On 23/10/2011 6:04 PM, adacrypt wrote:
> On Oct 23, 8:36 am, Mark Murray<
w.h.o...@example.com> wrote:
>> On 23/10/2011 05:52, adacrypt wrote:
>>
>>> People is plural - there is only one person being jeopardised, that's
>>> Alice - This fiasco has spawned more red herrings than enough
>>
>> Rubbish. If Alice is compromised, then so is Bob. Once their
>> key material is exposed, it is exposed forever.
>>
>> Do this honestly this time; send PM the files he asked for BUT WITH
>> SECRET KEY MATERIAL!!!!
>>
>> Your parameters aren't secret; you have said many times that they
>> may be sent in the clear; only the vector tables are secret.
>>
>>> That might be the only thing to be claimed out of this faisco - Pm
>>> simulated that situation and my cipher survived.
>>
>> PM used your caipher as you told him to and it failed, and he
>> explained how it failed.
>>
>>> Because something appeared in wikipedia that doesnt make it a theorem.
>>
>> No, but its evidence.
>>
>>> I treat everything I read there as just having only temporary
>>> scientific credibility.
>>
>> Rubbish. You ignore facts.
>>
>>> What you say implies that AES and RSA may have already been broken in
>>> isolated cases that we know nothing about.
>>
>> Its (in theory) possible that large government organizations like
>> NSA or GCHQ have broken these. They ain't telling.
>>
>>> This unfortunate episode should never have happened the way it did - I
>>> cannot ascribe any credibility to it as an experiment and it has been
>>> a badly concieved parody of an adversary at work that has been a waste
>>> of time.
>>
>> The only parody of an adversary here is you and your refusal to play
>> fair.
>>
>> HERE IT IS:
>>
>> 1) Regenerate your secret vector tables.
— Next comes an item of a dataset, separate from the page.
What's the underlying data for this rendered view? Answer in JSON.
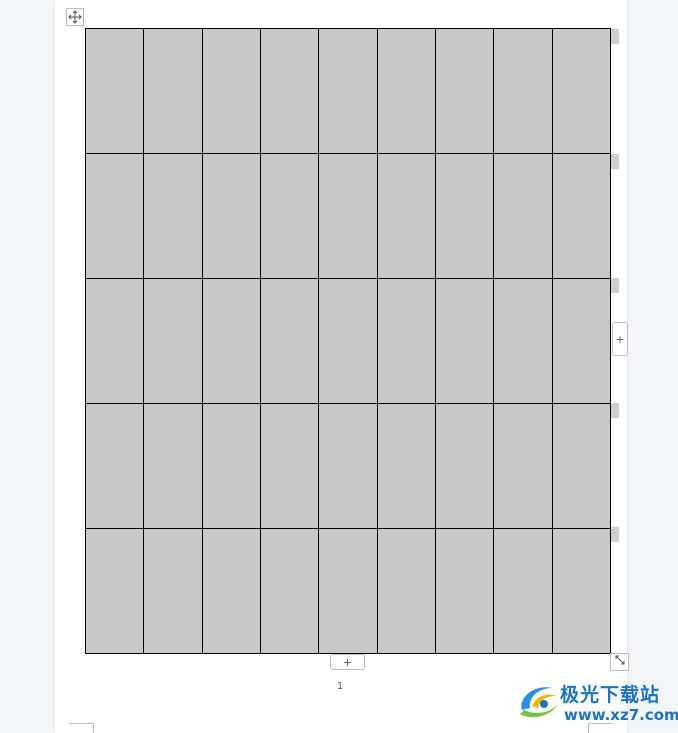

Use a computer to do it so
>> you can do it again. Ask someone to do this if you can't; it is
>> REALLY easy.
>>
>> 2) Generate the files that PM asked for INCLUDING the parameters that
>> he asked for (you swear that they are not relevant to the cipher
>> anyway!)
>>
>> 3) Send this AND NOT THE SECRET STUFF to PM.
>>
>> 4) Stop whining about PM being "in your database" when thats all
>> you'll give him!!
>>
>>> I think it should be conducted all over again in a few weeks when I
>>> can table a new database that PM will not be handed on a plate this
>>> time to exploit as he did (not).
>>
>> Why does it take a few weks to table a new database? This thing is
>> supposed to be easy to use? Are you doing it by hand? Can't you
>> program? Or are you just chicken?
>>
>> A half-competent newbie ought to be able to do this in under a day.
>>
>>> That has become a waste of time that is worthless to me or to anybody
>>> - I am not claiming anything from it a a test because it was
>>> worthless.
>>
>> I get the impression that you will declare orthless anything that you
>> don't like. PM didn't require access to your numbers to formulate his
>> attack; he just needed what you did with them, and this was easily
>> broken.
>>
>>> Let someone in authority stake out what is an acceptable simulation of
>>> an attack by an adversary and I will provide the files for the model.
>>
>> Read a book on cryptananlysis for crying out loud! Provide _IN_PUBLIC_
>> a realistic "dialogue" between Alice and Bob. Give a few cribs (they
>> will always be available, and your cipher MUST be able to survive them)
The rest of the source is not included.